Den meisten jungen Menschen sei es in Ländern wie Libyen und Sudan psychisch besser gegangen, glaubt die Ärztin. «Dort konnten sie etwas tun, gingen kleinen Jobs nach oder verrichteten andere Gelegenheitsarbeiten. Dadurch entwickelten sie eine Resilienz gegen das, was ihnen früher zum Teil angetan wurde.» Die Ärztin wird demnächst eine Studie zum Thema veröffentlichen, die auf Interviews mit 65 jungen Eritreern basiert.

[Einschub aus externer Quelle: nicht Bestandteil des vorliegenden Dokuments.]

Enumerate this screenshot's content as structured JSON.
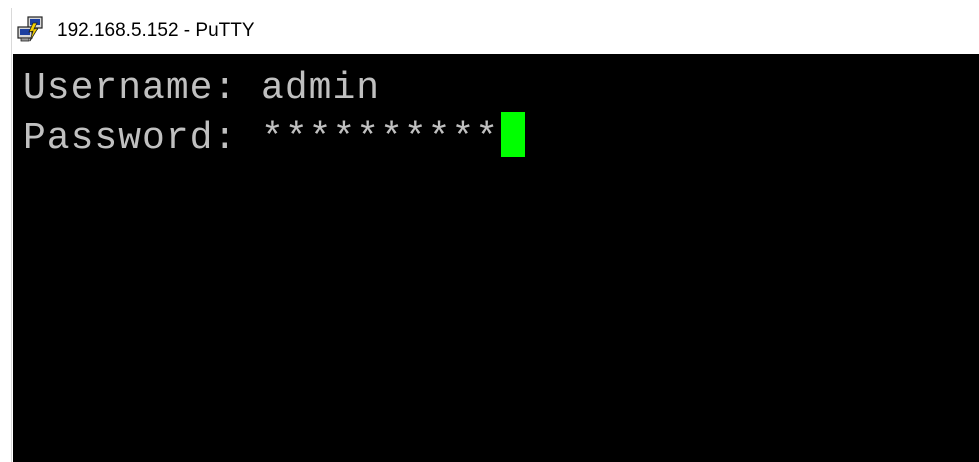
{
  "window": {
    "title": "192.168.5.152 - PuTTY",
    "icon": "putty-icon"
  },
  "terminal": {
    "lines": [
      {
        "label": "Username:",
        "value": "admin"
      },
      {
        "label": "Password:",
        "value": "**********"
      }
    ],
    "cursor_color": "#00ff00",
    "text_color": "#c0c0c0",
    "background": "#000000"
  }
}
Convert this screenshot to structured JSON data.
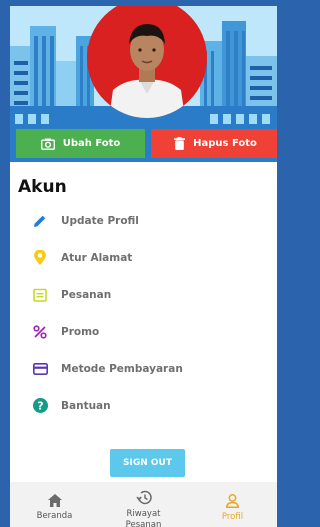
{
  "profile_header": {
    "change_photo_label": "Ubah Foto",
    "delete_photo_label": "Hapus Foto"
  },
  "account": {
    "title": "Akun",
    "items": [
      {
        "label": "Update Profil",
        "icon": "pencil-icon",
        "color": "#1e7bd8"
      },
      {
        "label": "Atur Alamat",
        "icon": "location-pin-icon",
        "color": "#f5cc17"
      },
      {
        "label": "Pesanan",
        "icon": "receipt-icon",
        "color": "#c6d92b"
      },
      {
        "label": "Promo",
        "icon": "percent-icon",
        "color": "#9c27b0"
      },
      {
        "label": "Metode Pembayaran",
        "icon": "credit-card-icon",
        "color": "#5c35b5"
      },
      {
        "label": "Bantuan",
        "icon": "help-circle-icon",
        "color": "#139c8a"
      }
    ]
  },
  "signout_label": "SIGN OUT",
  "bottom_nav": {
    "items": [
      {
        "label": "Beranda",
        "icon": "home-icon",
        "active": false
      },
      {
        "label": "Riwayat Pesanan",
        "icon": "history-icon",
        "active": false
      },
      {
        "label": "Profil",
        "icon": "person-icon",
        "active": true
      }
    ]
  },
  "colors": {
    "change_photo": "#4caf50",
    "delete_photo": "#ef4136",
    "signout": "#5bc8ec",
    "active_nav": "#e6a91f",
    "avatar_bg": "#d92121"
  }
}
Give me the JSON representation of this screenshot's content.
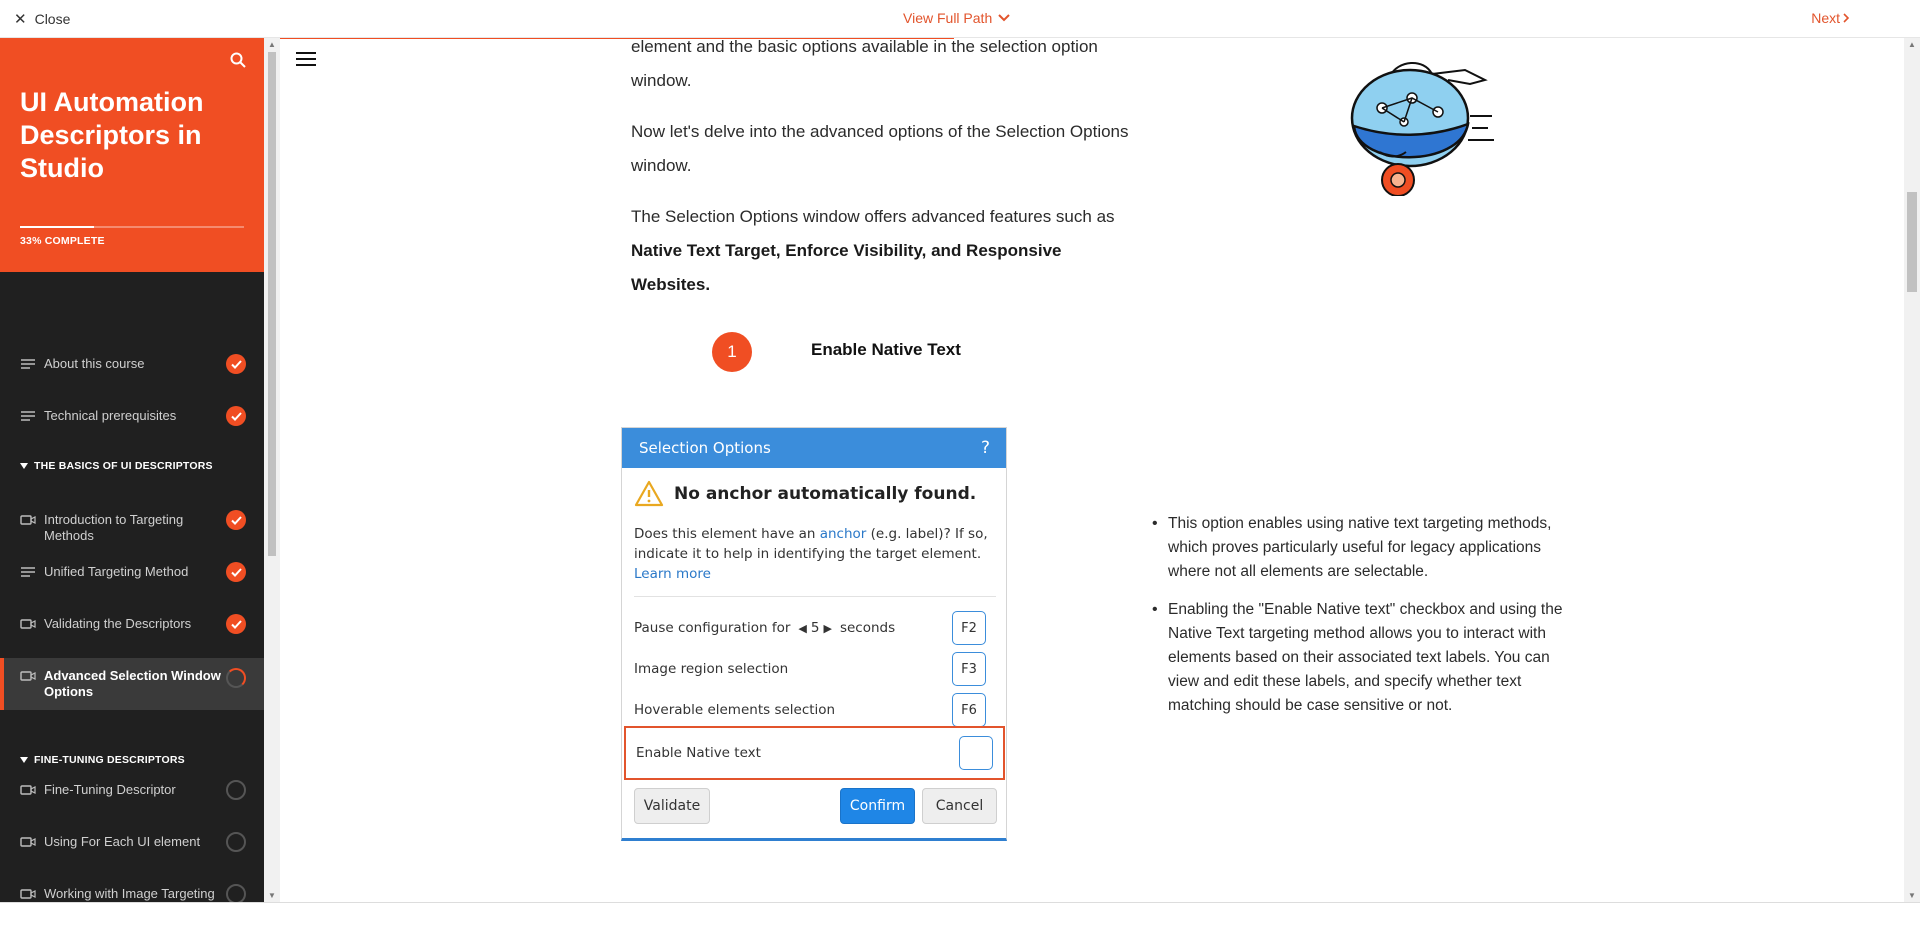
{
  "topbar": {
    "close_label": "Close",
    "view_full_path_label": "View Full Path",
    "next_label": "Next"
  },
  "sidebar": {
    "course_title": "UI Automation Descriptors in Studio",
    "progress_label": "33% COMPLETE",
    "progress_fraction": 0.33,
    "items": [
      {
        "label": "About this course",
        "icon": "text-lines-icon",
        "status": "complete"
      },
      {
        "label": "Technical prerequisites",
        "icon": "text-lines-icon",
        "status": "complete"
      },
      {
        "label": "Introduction to Targeting Methods",
        "icon": "video-icon",
        "status": "complete"
      },
      {
        "label": "Unified Targeting Method",
        "icon": "text-lines-icon",
        "status": "complete"
      },
      {
        "label": "Validating the Descriptors",
        "icon": "video-icon",
        "status": "complete"
      },
      {
        "label": "Advanced Selection Window Options",
        "icon": "video-icon",
        "status": "in-progress"
      },
      {
        "label": "Fine-Tuning Descriptor",
        "icon": "video-icon",
        "status": "not-started"
      },
      {
        "label": "Using For Each UI element",
        "icon": "video-icon",
        "status": "not-started"
      },
      {
        "label": "Working with Image Targeting method",
        "icon": "video-icon",
        "status": "not-started"
      }
    ],
    "sections": [
      {
        "label": "THE BASICS OF UI DESCRIPTORS"
      },
      {
        "label": "FINE-TUNING DESCRIPTORS"
      }
    ]
  },
  "content": {
    "para1": "element and the basic options available in the selection option window.",
    "para2": "Now let's delve into the advanced options of the Selection Options window.",
    "para3_prefix": "The Selection Options window offers advanced features such as",
    "para3_bold": "Native Text Target, Enforce Visibility, and Responsive Websites.",
    "step_number": "1",
    "step_title": "Enable Native Text",
    "bullets": [
      "This option enables using native text targeting methods, which proves particularly useful for legacy applications where not all elements are selectable.",
      "Enabling the \"Enable Native text\" checkbox and using the Native Text targeting method allows you to interact with elements based on their associated text labels. You can view and edit these labels, and specify whether text matching should be case sensitive or not."
    ]
  },
  "dialog": {
    "title": "Selection Options",
    "help": "?",
    "warning": "No anchor automatically found.",
    "desc_before": "Does this element have an",
    "desc_link": "anchor",
    "desc_after": "(e.g. label)? If so, indicate it to help in identifying the target element.",
    "learn_more": "Learn more",
    "pause_label": "Pause configuration for",
    "pause_value": "5",
    "pause_unit": "seconds",
    "pause_key": "F2",
    "image_region_label": "Image region selection",
    "image_region_key": "F3",
    "hoverable_label": "Hoverable elements selection",
    "hoverable_key": "F6",
    "native_text_label": "Enable Native text",
    "validate_label": "Validate",
    "confirm_label": "Confirm",
    "cancel_label": "Cancel"
  },
  "colors": {
    "accent": "#f04e23",
    "sidebar_bg": "#202020",
    "dialog_header": "#3b8ddb",
    "confirm_button": "#1f86e6"
  }
}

Ein grosses Problem sei, dass die Flüchtlinge in der Schweiz keine Aufgabe hätten und zum Herumsitzen verdammt seien, sagt Fana Asefaw. «Das ständige Warten lähmt und zerstört, es demoralisiert und führt zu Alkoholkonsum, Drogen und Medikamentenmissbrauch.» In den Gesprächen sagten ihr die Jungen, dass sie früher keinen Alkohol getrunken hätten. «Einen Franken kostet eine Bierdose, das reicht, um sich zu betäuben», so die Ärztin. Effektiv kommt man beim Grossverteiler einen halben Liter Bier bereits für 45 Rappen.

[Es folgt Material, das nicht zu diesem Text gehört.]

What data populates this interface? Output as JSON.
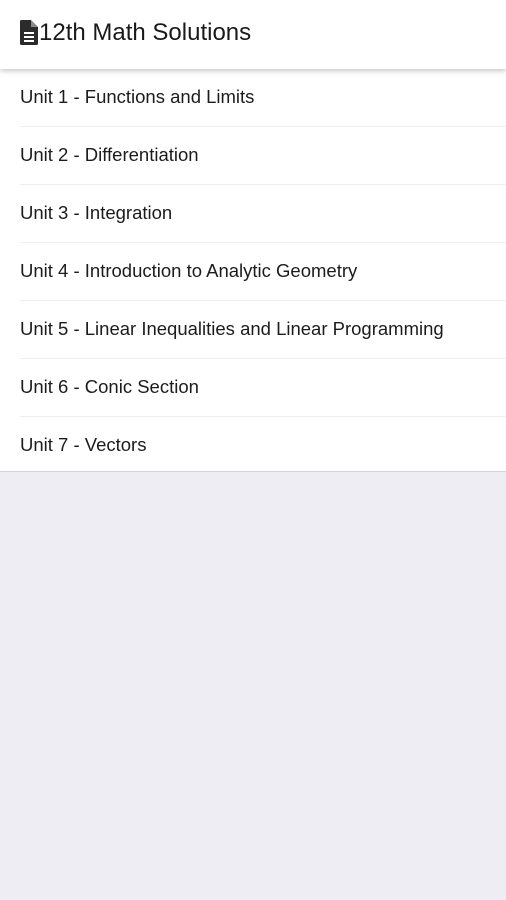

Das Alkoholproblem unter den Flüchtlingen aus Eritrea wird zum Thema bei Suchtpräventionsstellen: «Wir haben begonnen, vermehrt Präventions-Angebote wie Broschüren und Flyer auf Tigrinya – Eritreas Hauptsprache – zu übersetzen», sagt Joseph Oggier von der Fachstelle für interkulturelle Suchtprävention und Gesundheitsförderung im Kanton Zürich.

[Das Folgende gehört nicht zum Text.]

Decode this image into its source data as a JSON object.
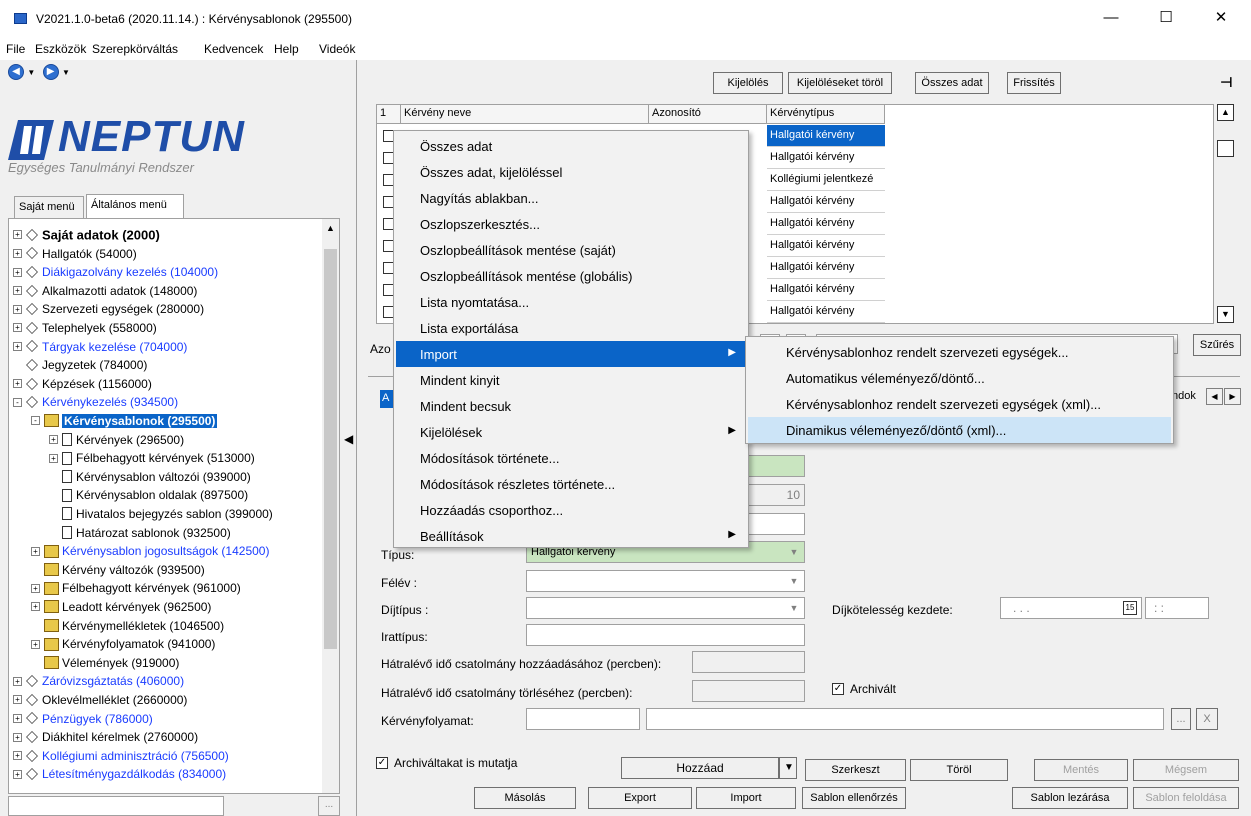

Da es schwierig sei, junge Eritreer zu erreichen, sucht die Organisation nach geeignetem Personal. «Wir suchen nach interkulturellen Vermittlerinnen und Vermittlern, welche in der Landessprache direkt mit den Flüchtlingen in Kontakt treten können», sagt der Präventionsspezialist.

Verbot beschränkt sinnvoll

Auch die Flüchtlingsunterkünfte sehen sich in der Pflicht, etwas zu tun. Thomas Schmutz von der AOZ sagt, dass die beste Prävention eine «sinnvolle Tages- und Freizeitstruktur» sei. Mit entsprechenden Vorkehrungen gehe dies die AOZ «proaktiv» an. Einfach ein Alkoholverbot zu verhängen, habe nur eine beschränkte präventive Wirkung, so Schmutz.

Die Asylorganisation arbeitet laut dem Sprecher mit verschiedenen Präventionsstellen zusammen – im Bereich der Alkoholprävention mit der Suchtprävention Kanton Zürich sowie mit regionalen Fachstellen.

Suchtprävention allein dürfte das Problem allerdings kaum lösen. Die Polizei in Aarau beispielsweise rechnet jedenfalls mit einer steigenden Zahl an Einsätzen. Jetzt, wo es wieder wärmer wird und die Tage länger werden, dürften neben den Bahnhöfen neue Hotspots entstehen, befürchtet Kapo-Sprecher Pfister. Auch Ärztin Fana Asefaw ist skeptisch, dass sich das Problem schnell auflöst. Im Gegenteil: «Ich befürchte, dass das Problem noch zunehmen wird.»